Term project

The term project requirement must be completed by students enrolled for the 4-credit option only. Students enrolled for 2 credits have a different, alternative, term assignment.  Both are described, below.

4-credit option:

The term project involves using R to address some research question in your subfield.  You will demonstrate your ability to 1) use basic R functions (from the base R package), and 2) show you can locate and use an R package or library that is new to you. To address your research question, you will choose a preexisting, toy dataset with which to work for the quarter. This can be one from the corpora available in the department's LDC holdings on Patas (see "Links" above), a dataset you already have (e.g., for a thesis project), or another corpus that is appropriate for the project you envision. Datasets must be cleared with the instructor.  The reason we use a toy dataset is to avoid the time and effort necessary to craft or collect one from scratch.  You will import this dataset into R, and write a script that will enable you to analyze this dataset in a manner that clearly addresses your research question.  We assume you focus on best practices for collecting your data in other courses.  We will focus on how you dig into your data in this class.  You'll describe what your script does in presentation. Your submission will be a small data analysis using that library, with a script that you can share on your research laboratory's or roundtable group's website.

Term Project Milestones:

Week 3: Turn in to Canvas a research question on which you will focus for your presentation/term project.  This should be a question of real research interest to you, defined narrowly enough to allow you to state a clear, testable hypothesis

Week 4: Give a 2-3 minute in-class progress report on your search for R packages in your subfield.

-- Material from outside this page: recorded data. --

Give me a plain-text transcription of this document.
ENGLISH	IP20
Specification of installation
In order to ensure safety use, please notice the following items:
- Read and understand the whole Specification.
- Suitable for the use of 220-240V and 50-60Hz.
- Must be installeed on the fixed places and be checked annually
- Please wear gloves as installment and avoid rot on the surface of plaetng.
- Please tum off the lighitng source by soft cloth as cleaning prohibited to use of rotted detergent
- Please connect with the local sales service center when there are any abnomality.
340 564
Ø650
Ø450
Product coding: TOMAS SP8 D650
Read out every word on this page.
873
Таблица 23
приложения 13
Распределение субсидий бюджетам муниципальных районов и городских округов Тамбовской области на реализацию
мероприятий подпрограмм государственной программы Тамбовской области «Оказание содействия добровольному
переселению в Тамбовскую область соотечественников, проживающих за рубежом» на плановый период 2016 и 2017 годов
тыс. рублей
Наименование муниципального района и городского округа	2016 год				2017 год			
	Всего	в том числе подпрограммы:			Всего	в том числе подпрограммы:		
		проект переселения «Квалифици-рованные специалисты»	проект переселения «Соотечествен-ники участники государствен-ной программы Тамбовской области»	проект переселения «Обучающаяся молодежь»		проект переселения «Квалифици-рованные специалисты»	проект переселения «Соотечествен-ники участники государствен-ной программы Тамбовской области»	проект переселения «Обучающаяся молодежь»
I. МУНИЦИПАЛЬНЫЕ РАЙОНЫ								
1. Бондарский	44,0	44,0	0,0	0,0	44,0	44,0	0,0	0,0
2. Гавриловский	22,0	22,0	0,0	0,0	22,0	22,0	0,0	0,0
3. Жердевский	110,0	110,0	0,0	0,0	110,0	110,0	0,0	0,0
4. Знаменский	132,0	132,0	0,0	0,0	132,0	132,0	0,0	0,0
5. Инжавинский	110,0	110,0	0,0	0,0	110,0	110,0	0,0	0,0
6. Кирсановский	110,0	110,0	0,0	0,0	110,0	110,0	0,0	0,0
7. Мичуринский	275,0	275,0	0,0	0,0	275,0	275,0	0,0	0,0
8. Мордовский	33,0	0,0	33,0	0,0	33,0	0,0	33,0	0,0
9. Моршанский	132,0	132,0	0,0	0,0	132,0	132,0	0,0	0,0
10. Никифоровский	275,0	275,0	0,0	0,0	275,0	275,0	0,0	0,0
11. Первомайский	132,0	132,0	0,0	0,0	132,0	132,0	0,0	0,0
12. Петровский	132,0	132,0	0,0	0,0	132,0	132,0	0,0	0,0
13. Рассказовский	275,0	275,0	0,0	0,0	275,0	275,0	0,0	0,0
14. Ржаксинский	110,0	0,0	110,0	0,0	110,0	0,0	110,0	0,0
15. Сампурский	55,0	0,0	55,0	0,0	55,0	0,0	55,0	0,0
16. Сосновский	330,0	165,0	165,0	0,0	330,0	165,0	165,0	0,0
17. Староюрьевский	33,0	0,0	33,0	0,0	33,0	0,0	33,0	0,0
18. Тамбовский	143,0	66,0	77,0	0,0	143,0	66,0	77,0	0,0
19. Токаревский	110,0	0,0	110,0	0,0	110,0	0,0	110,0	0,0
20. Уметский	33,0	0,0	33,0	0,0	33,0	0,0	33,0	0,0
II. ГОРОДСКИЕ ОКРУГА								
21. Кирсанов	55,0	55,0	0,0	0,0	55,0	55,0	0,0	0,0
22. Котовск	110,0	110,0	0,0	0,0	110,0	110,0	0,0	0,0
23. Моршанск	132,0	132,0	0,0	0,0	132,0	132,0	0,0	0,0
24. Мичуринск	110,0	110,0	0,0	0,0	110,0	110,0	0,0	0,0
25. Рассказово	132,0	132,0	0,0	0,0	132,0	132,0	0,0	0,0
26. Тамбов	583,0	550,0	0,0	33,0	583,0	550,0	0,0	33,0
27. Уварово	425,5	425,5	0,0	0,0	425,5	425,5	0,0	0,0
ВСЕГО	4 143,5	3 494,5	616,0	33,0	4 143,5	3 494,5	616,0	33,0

Weeks 6-8: Incorporate into your presentation a discussion of what you want your script to do.

Week 7: Come to class prepared to talk about the structure of the database you will use for your final project.

Week 10: List (in writing in Canvas) the functions to be incorporated into the script you're writing for your final project

Week 11: Give an in-class report on the progress you've made writing your script.  Show us the functions you intend to use, and the sample dataset on which the script will be run.

To be turned in (in Canvas):

1. Your script (.txt format).  (Script should have a transparent name)

2. An introductory paragraph describing what the script does that can be published with the script on a department lab or roundtable website (.txt format)

3. A toy database on which the script runs (and which can be linked to the website where the script is published) (.txt format)

4. A 5-7 page write-up containing all the following sections (in .pdf format):

a. Research Question: articulate your research question, and state your hypothesis/es

b. Methods: set forth your methods for addressing the research question

c. Materials: describe your dataset (cite its source, describe its structure and summarize its contents)

d. Procedures: describe your analysis procedures (including your script-writing in R)

e. Results: present your results

f. Discussion: supply a summary discussion.  How does this project lead you to respond to your research question? This section should then include an assessment of your toy dataset--what were its limitations? How would the database be different in order for you to consider it "really good" data for this project? Also consider how you might improve on your script if you re-ran your study.

2-credit option:

Students enrolled for two credits are NOT expected to complete term projects.  However, students will be responsible for:

1. Adding any functions covered in their class-leading to the shared list of R functions in the Sociolinguistics Laboratory Wiki (link is included on the syllabus). 

2. Supplying an example of usage of the function(s) provided in (1).

The purpose of this requirement is to ensure that all students have hands-on work related to their subfield of interest.